SDCL Efficiency Income Trust plc (“SEIT” or the “Company”)
Update and Disposal
Following the publication of SEIT’s 2025 Annual Results and Accounts on 23 June, both the Investment Manager and independently the Chair (on behalf of the Board) have met with a number of SEIT’s shareholders to present the results and discuss possible strategic options for the Company.
Feedback emphasised the importance of continued portfolio performance and sufficient cash generation to cover the dividend whilst there was also a consensus around the importance of achieving successful asset disposals with benefits of this including a reduction in debt levels, and the opportunity for returning cash to shareholders in due course.
Accordingly, the Investment Manager has successfully negotiated the sale of its convertible loan in ON Energy to the issuer for $7.6 million, representing an 18.75% premium to the current holding value of $6.4 million and a money on invested capital (“MOIC”) including actual cash receipts to date of 1.63x.
The sale delivers a cash realisation and removes exposure to a business where its geographic focus has shifted away from SEIT’s target markets. The proceeds from the sale will be used to reduce SEIT’s drawings on its revolving credit facility.
Tony Roper, Chair of SEIT, commented:
“The Board remains focussed on finding solutions to narrow the discount the Company’s shares trade at with disposals being key to simplifying the portfolio and reducing debt levels. The Board is taking a more active role in supporting the disposal processes the Investment Manager is working on and will continue to explore all strategic options to achieve these important objectives.”

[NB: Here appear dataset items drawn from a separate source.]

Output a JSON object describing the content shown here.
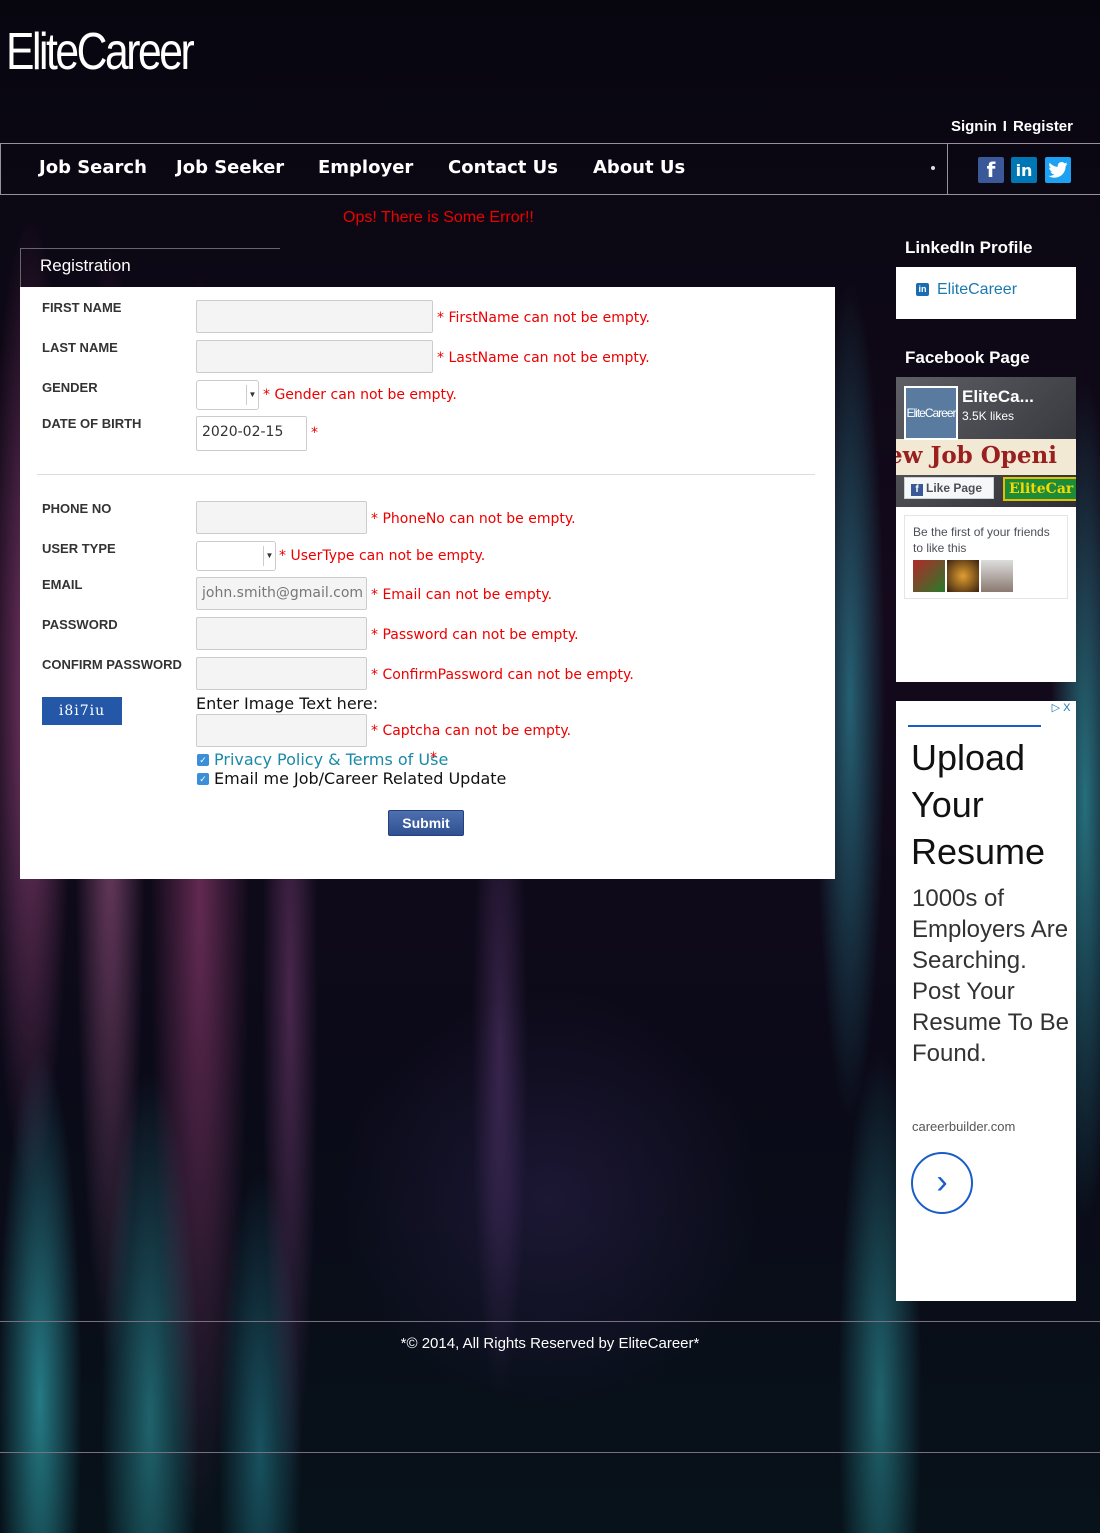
{
  "brand": {
    "logo_text": "EliteCareer"
  },
  "auth": {
    "signin": "Signin",
    "separator": "I",
    "register": "Register"
  },
  "nav": {
    "items": [
      {
        "label": "Job Search"
      },
      {
        "label": "Job Seeker"
      },
      {
        "label": "Employer"
      },
      {
        "label": "Contact Us"
      },
      {
        "label": "About Us"
      }
    ],
    "social": {
      "facebook": "f",
      "linkedin": "in",
      "twitter": "t"
    }
  },
  "error_banner": "Ops! There is Some Error!!",
  "registration": {
    "title": "Registration",
    "fields": {
      "first_name": {
        "label": "FIRST NAME",
        "value": "",
        "error": "* FirstName can not be empty."
      },
      "last_name": {
        "label": "LAST NAME",
        "value": "",
        "error": "* LastName can not be empty."
      },
      "gender": {
        "label": "GENDER",
        "value": "",
        "error": "* Gender can not be empty."
      },
      "dob": {
        "label": "DATE OF BIRTH",
        "value": "2020-02-15",
        "error": "*"
      },
      "phone": {
        "label": "PHONE NO",
        "value": "",
        "error": "* PhoneNo can not be empty."
      },
      "user_type": {
        "label": "USER TYPE",
        "value": "",
        "error": "* UserType can not be empty."
      },
      "email": {
        "label": "EMAIL",
        "value": "",
        "placeholder": "john.smith@gmail.com",
        "error": "* Email can not be empty."
      },
      "password": {
        "label": "PASSWORD",
        "value": "",
        "error": "* Password can not be empty."
      },
      "confirm_password": {
        "label": "CONFIRM PASSWORD",
        "value": "",
        "error": "* ConfirmPassword can not be empty."
      },
      "captcha": {
        "image_text": "i8i7iu",
        "label": "Enter Image Text here:",
        "value": "",
        "error": "* Captcha can not be empty."
      }
    },
    "checkboxes": {
      "privacy": {
        "label": "Privacy Policy & Terms of Use",
        "required_mark": "*",
        "checked": true
      },
      "updates": {
        "label": "Email me Job/Career Related Update",
        "checked": true
      }
    },
    "submit_label": "Submit"
  },
  "sidebar": {
    "linkedin": {
      "heading": "LinkedIn Profile",
      "link_text": "EliteCareer",
      "icon": "linkedin-icon"
    },
    "facebook": {
      "heading": "Facebook Page",
      "page_name": "EliteCa...",
      "likes": "3.5K likes",
      "avatar_text": "EliteCareer",
      "cover_banner": "ew Job Openi",
      "like_button": "Like Page",
      "logo_text": "EliteCar",
      "friends_text": "Be the first of your friends to like this"
    },
    "ad": {
      "adchoices": "▷ X",
      "headline": "Upload Your Resume",
      "body": "1000s of Employers Are Searching. Post Your Resume To Be Found.",
      "domain": "careerbuilder.com",
      "cta_icon": "chevron-right-icon"
    }
  },
  "footer": {
    "text": "*© 2014, All Rights Reserved by EliteCareer*"
  },
  "colors": {
    "error": "#ee0000",
    "link": "#1a7ab0",
    "submit": "#3b5a9a",
    "facebook": "#3b5998",
    "linkedin": "#0077b5",
    "twitter": "#1da1f2"
  }
}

Jonathan Maxwell, CEO of SDCL, commented:
“The disposal reflects SEIT’s continued focus on crystallising value for shareholders, managing portfolio construction, and maintaining financial flexibility in a challenging M&A market. Our investment in ON Energy has generated attractive returns for SEIT. It is timely to exit as ON Energy moves on to the next stage of its growth and we are pleased to secure an exit at a significant premium as we continue to work hard to create further liquidity and value.”